We want to test if a die is biased. It is rolled \(1000\) times, and the number of occurrences for each face is recorded. The data is as follows:

1 2 3 4 5 6
Counts 159 168 167 160 175 171
  1. Formulate the hypothesis testing problem.
  2. Compute the expected counts under \(H_0\), give the degree of freedom \(d\) of the chi-squared test statistic and give the approximated p-value, using the cdf of \(\chi^2(d)\):

Exercise 2

In a survey of \(825\) families with \(3\) children, the number of boys was recorded:

\[ \begin{array}{|c|c|c|c|c|c|} \hline \text{Number of Boys} & 0 & 1 & 2 & 3 & \text{Total} \\ \hline \text{Number of Families} & 71 & 297 & 336 & 121 & 825 \\ \hline \end{array} \]

We assume under \(H_0\) that the genders of children in successive births within a family are independent categorical variables and that the probability \(p\) of having a boy remains constant.

  1. Determine the distribution of the number of boys in a family with 3 children as a function of \(p\).
  2. Estimate \(p\) using a maximum likelihood estimator.
  3. Test the goodness of fit to the distribution obtained in question 1.

Exercise 3

We observe

X = [0, 1, 0, 0, 0, 0, 0, 0.5, 1, 1, 1, 0.7, 0.9, 1, 1, 1, 1, 0, 0.1, 0, 1]

We assume that the entries of \(X\) are iid of distribution \(P\).

We consider the following hypothesis testing problem:

\(H_0\): \(P = \mathcal{B}(0.5)\) (Bernoulli) \(\quad\) VS \(\quad\) \(H_1\): \(P \neq \mathcal{B}(0.5)\).

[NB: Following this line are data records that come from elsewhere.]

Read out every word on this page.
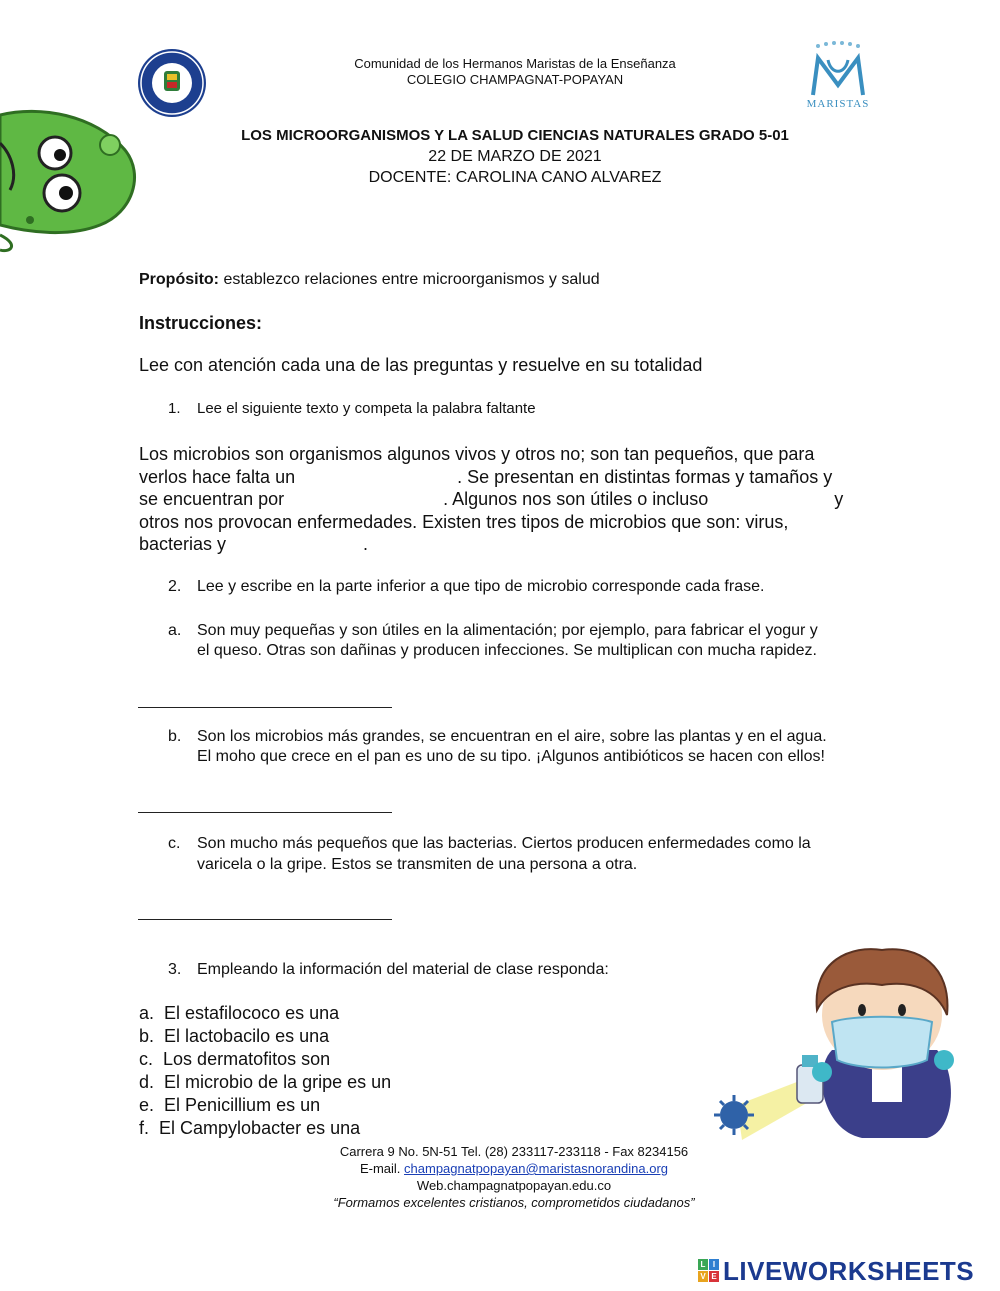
MARISTAS
Comunidad de los Hermanos Maristas de la Enseñanza
COLEGIO CHAMPAGNAT-POPAYAN
LOS MICROORGANISMOS Y LA SALUD CIENCIAS NATURALES GRADO 5-01
22 DE MARZO DE 2021
DOCENTE: CAROLINA CANO ALVAREZ
Propósito: establezco relaciones entre microorganismos y salud
Instrucciones:
Lee con atención cada una de las preguntas y resuelve en su totalidad
1. Lee el siguiente texto y competa la palabra faltante
Los microbios son organismos algunos vivos y otros no; son tan pequeños, que para
verlos hace falta un	. Se presentan en distintas formas y tamaños y
se encuentran por	. Algunos nos son útiles o incluso	y
otros nos provocan enfermedades. Existen tres tipos de microbios que son: virus,
bacterias y	.
2. Lee y escribe en la parte inferior a que tipo de microbio corresponde cada frase.
a. Son muy pequeñas y son útiles en la alimentación; por ejemplo, para fabricar el yogur y
el queso. Otras son dañinas y producen infecciones. Se multiplican con mucha rapidez.
b. Son los microbios más grandes, se encuentran en el aire, sobre las plantas y en el agua.
El moho que crece en el pan es uno de su tipo. ¡Algunos antibióticos se hacen con ellos!
c. Son mucho más pequeños que las bacterias. Ciertos producen enfermedades como la
varicela o la gripe. Estos se transmiten de una persona a otra.
3. Empleando la información del material de clase responda:
a. El estafilococo es una
b. El lactobacilo es una
c. Los dermatofitos son
d. El microbio de la gripe es un
e. El Penicillium es un
f. El Campylobacter es una
Carrera 9 No. 5N-51 Tel. (28) 233117-233118 - Fax 8234156
E-mail. champagnatpopayan@maristasnorandina.org
Web.champagnatpopayan.edu.co
“Formamos excelentes cristianos, comprometidos ciudadanos”
L I
V E LIVEWORKSHEETS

  1. Examine the data carefully. What can you say about the observations, the iid assumption, \(H_0\) and \(H_1\)?
  2. Draw on the same graph the CDF of a Bernoulli \(\mathcal{B}(0.5)\) and the empirical CDF of the observed data \(X\).
  3. Apply the Kolmogorov-Smirnov test at level \(0.1\). To do so, use this table.
  4. Comment on the result.